A vestimenta dos iam dista muito do que usadas há centenas de anos e, hoje em dia, vestem-se com simples roupas ocidentais e levam relógios, deixando as mulheres que mantenham algo mais a tradição. Elas vestem o tradicional batik sarong, vestuário de tecidos coloridos e que se encaixam por cima do peito. Algumas delas, as mais velhas e, dependendo do povoado, levam o batik, a modo de saia, deixando o peito a descoberto. Os adornos corporais em mulheres brilham por sua ausência, salvo em ocasiões importantes ou quando executadas ao turista das danças tradicionais.
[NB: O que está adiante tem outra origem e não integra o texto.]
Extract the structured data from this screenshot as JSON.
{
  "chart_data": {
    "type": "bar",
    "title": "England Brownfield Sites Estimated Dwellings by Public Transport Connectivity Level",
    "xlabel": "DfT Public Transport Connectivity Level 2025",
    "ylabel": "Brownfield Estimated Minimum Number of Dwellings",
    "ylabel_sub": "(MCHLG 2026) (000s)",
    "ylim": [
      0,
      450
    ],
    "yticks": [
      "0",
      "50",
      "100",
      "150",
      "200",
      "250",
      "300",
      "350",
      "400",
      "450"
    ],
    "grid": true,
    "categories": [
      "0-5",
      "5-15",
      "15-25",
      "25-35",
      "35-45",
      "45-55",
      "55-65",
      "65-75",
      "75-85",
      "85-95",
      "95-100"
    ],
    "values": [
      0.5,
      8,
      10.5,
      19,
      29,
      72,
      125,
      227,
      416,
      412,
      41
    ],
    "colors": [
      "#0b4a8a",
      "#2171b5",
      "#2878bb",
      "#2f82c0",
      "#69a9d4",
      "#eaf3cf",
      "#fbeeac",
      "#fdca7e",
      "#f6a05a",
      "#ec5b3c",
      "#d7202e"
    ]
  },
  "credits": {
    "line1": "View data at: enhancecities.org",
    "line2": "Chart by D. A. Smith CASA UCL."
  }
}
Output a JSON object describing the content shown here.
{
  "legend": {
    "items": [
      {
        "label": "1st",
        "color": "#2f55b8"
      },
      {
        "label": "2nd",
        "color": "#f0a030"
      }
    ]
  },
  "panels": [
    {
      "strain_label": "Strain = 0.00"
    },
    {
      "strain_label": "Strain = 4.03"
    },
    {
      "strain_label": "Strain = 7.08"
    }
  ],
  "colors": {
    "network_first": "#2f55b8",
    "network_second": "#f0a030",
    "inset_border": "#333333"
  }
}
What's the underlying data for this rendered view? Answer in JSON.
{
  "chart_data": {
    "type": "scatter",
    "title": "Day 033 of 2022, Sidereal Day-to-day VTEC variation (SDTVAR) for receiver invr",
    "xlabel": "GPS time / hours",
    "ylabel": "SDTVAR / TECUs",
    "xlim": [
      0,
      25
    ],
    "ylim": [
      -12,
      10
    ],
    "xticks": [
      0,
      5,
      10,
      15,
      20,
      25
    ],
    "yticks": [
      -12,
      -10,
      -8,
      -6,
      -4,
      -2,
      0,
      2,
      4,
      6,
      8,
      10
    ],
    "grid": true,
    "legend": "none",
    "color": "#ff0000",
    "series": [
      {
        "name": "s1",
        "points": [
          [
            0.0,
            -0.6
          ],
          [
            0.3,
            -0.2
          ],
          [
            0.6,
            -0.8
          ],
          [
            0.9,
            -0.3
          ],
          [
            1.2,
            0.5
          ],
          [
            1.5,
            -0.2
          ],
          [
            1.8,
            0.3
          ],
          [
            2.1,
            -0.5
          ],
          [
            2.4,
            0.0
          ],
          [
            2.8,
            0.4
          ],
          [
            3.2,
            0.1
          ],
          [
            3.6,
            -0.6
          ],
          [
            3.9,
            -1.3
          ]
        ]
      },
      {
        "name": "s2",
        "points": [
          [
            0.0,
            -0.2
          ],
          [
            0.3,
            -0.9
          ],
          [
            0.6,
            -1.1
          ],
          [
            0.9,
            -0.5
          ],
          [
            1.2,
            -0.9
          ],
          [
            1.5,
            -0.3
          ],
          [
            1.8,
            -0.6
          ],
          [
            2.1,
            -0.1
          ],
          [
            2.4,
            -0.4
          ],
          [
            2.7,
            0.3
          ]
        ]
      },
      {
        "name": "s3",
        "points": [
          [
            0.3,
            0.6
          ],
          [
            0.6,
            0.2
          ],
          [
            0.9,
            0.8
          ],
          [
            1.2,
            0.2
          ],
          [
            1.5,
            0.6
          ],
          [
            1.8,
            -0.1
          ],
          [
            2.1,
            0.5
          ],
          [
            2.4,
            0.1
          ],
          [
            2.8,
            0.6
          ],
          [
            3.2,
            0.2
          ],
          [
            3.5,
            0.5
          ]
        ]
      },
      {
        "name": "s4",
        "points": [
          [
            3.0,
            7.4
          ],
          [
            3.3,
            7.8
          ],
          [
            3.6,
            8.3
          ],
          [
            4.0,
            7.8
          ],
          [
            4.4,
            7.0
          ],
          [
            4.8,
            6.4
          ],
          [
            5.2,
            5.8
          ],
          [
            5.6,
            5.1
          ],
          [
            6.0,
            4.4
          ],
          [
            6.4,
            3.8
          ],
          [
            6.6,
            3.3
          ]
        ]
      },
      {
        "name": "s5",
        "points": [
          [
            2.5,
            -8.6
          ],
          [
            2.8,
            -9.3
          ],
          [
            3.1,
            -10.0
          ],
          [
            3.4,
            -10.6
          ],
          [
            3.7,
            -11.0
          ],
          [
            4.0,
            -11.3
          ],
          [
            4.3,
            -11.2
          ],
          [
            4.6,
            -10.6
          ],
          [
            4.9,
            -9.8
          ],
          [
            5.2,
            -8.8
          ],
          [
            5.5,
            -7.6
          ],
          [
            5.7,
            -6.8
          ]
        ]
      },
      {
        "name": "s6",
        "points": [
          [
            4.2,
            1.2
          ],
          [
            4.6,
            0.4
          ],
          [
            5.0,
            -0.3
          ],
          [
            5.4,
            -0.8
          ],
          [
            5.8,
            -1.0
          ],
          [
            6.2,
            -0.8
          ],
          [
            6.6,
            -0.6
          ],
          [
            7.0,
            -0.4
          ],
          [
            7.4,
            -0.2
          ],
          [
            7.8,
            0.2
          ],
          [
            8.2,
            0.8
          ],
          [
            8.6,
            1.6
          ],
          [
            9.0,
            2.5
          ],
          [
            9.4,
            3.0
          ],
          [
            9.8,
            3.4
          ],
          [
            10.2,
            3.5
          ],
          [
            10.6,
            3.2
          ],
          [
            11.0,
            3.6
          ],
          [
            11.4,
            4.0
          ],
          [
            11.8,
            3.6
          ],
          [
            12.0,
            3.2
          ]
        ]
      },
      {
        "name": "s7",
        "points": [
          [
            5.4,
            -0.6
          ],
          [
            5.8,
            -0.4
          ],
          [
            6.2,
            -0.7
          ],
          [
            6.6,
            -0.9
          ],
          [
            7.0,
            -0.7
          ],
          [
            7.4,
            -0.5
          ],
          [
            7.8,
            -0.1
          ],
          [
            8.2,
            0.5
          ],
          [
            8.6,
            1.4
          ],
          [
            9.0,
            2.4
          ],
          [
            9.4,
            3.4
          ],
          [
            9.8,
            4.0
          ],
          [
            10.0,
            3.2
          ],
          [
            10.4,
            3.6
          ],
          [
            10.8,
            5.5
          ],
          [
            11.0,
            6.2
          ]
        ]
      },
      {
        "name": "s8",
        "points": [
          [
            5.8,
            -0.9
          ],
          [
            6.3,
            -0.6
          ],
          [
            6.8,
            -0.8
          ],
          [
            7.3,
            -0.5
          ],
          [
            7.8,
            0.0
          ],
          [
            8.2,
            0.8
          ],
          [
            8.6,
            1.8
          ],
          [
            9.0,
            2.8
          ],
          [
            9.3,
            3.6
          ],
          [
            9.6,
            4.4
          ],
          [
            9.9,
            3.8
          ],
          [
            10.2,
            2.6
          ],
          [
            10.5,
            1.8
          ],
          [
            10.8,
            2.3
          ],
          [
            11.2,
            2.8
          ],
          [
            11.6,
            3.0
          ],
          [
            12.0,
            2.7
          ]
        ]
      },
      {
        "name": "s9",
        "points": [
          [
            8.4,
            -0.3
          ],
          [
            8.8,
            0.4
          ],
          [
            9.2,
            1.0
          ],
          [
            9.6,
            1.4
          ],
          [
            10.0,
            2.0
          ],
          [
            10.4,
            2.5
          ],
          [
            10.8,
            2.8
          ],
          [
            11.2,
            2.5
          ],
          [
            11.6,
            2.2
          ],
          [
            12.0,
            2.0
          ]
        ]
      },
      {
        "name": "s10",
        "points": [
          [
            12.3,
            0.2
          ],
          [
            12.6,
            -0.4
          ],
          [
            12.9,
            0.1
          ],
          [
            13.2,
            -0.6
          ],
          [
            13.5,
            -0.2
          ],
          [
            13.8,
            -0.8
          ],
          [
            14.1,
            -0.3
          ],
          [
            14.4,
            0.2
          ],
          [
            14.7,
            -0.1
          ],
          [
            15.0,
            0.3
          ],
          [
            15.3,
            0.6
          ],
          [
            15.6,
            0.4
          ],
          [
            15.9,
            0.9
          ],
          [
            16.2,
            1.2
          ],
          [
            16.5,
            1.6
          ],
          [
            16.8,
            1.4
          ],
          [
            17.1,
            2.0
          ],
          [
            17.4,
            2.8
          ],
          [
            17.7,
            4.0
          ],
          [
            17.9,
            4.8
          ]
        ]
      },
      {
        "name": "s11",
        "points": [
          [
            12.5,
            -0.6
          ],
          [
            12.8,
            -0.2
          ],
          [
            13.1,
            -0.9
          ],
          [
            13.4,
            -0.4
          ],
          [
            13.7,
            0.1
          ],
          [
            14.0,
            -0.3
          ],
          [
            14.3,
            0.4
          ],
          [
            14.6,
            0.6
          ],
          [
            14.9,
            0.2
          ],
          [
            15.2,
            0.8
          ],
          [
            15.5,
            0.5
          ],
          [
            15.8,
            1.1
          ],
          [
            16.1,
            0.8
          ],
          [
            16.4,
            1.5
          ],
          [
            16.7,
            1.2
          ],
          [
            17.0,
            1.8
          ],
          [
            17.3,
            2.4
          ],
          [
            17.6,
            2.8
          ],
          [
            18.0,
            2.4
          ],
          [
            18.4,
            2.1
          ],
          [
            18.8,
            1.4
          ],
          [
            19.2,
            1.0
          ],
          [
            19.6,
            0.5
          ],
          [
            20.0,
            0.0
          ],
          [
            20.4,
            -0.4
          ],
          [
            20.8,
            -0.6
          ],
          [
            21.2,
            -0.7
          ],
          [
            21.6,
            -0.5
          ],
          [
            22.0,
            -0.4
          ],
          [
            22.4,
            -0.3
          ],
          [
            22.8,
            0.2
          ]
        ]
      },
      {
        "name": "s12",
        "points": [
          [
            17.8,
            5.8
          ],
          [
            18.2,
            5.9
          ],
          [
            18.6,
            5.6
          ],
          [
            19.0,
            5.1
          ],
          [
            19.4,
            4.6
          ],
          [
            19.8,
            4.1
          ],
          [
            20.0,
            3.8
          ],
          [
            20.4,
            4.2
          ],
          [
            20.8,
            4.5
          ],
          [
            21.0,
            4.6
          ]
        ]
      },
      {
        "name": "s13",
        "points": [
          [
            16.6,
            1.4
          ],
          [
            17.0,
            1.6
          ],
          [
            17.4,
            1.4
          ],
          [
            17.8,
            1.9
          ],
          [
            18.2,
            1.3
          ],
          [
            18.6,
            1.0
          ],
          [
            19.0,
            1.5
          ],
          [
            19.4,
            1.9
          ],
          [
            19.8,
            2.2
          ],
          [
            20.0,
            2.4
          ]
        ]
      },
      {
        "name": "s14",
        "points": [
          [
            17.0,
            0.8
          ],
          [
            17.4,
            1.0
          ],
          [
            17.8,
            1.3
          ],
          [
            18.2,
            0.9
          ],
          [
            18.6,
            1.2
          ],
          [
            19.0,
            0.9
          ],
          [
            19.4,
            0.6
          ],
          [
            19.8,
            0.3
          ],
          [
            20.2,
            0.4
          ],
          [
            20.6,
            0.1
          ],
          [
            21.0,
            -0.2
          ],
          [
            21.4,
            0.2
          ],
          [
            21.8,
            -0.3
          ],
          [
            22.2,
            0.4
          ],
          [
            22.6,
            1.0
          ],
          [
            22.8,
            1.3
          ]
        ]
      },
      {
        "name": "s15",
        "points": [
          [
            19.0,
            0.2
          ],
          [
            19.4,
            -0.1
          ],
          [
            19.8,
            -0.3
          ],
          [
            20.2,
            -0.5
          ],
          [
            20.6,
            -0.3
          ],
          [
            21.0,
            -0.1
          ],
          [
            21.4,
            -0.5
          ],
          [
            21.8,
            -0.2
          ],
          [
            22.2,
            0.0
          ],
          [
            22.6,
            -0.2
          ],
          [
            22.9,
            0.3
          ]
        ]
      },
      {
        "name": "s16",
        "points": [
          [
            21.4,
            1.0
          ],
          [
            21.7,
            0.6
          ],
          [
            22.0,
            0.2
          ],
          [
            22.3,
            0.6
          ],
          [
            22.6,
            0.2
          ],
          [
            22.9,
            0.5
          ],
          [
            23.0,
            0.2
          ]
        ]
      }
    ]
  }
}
A economia iam se baseia no cultivo do arroz, a colheita de pimenta, a borracha, a pesca e a caça e a cada dia mais o turismo, que traz para a economia iam cerca de importantes receitas ( há cerca de 15 anos que começaram a receber turistas). Os homens vão trabalhar para os campos muito cedo e voltam antes que atardezca. Para cultivar o arroz devastam uma zona de mata e queimada para depois plantar o alimento básico para estas pessoas, e é que seja arroz na Ásia é mais do que dizer pão em qualquer outra parte do mundo. Pimenta, cuja coleta, extração e secagem são responsáveis os homens, planta-se nas colinas para que a água não é estanque, e dê a perder a planta, que é muito aromática e famosa em todo o mundo. As pimenteras são plantadas e vão apertando em cerca de varas como se fossem ivy até produzir cachos de umas bolinhas verdes de pimenta que, mais tarde, secar ao sol e vendidos nos mercados mais próximos. Quanto à caça, a tradicional maçarico deixou a carabina.
Enquanto o homem está na roça ou no rio, as mulheres ficam na longhouse fazendo o seu trabalho, as crianças brincam, as velhas tecem os cestos e os mais velhos fazem vida contemplativa. Quando chega a tarde é a hora de socializar, e o ruai ou área comum é preenchido com a maioria dos membros da tribo, os homens bebem tuak, o licor de arroz elaborado por eles mesmos, de forma quase compulsiva aviso bridis sonoro. É claro que os convidados também são convidados a beber tuak e whisky de arroz ( ainda mais forte), o principal passatempo dos homens jovens da tribo, que passados uns drinks são deshiniben e perdem a timidez perguntando, rindo e querendo saber mais o visitante.
Ao redor da casa comunal estava têm o grande supermercado da selva, com uma infinidade de plantas aromáticas e tropicais que usam tanto para cozinhar como para o seu bem-estar pessoal: lemongrass, mamão, abacaxi, pimentão, pimentas recheadas, judias, plantas medicinais…. A cozinha iam é baseada no arroz, os legumes, o frango e um pouco de peixe, sendo o prato estrela da gastronomia iam arroz e frango dentro de uma cana de bambu cozido ao fogo em uma fogueira. Uma delícia. Para petiscar adoram o tofú frito, que vem com um molho de soja, de forte sabor.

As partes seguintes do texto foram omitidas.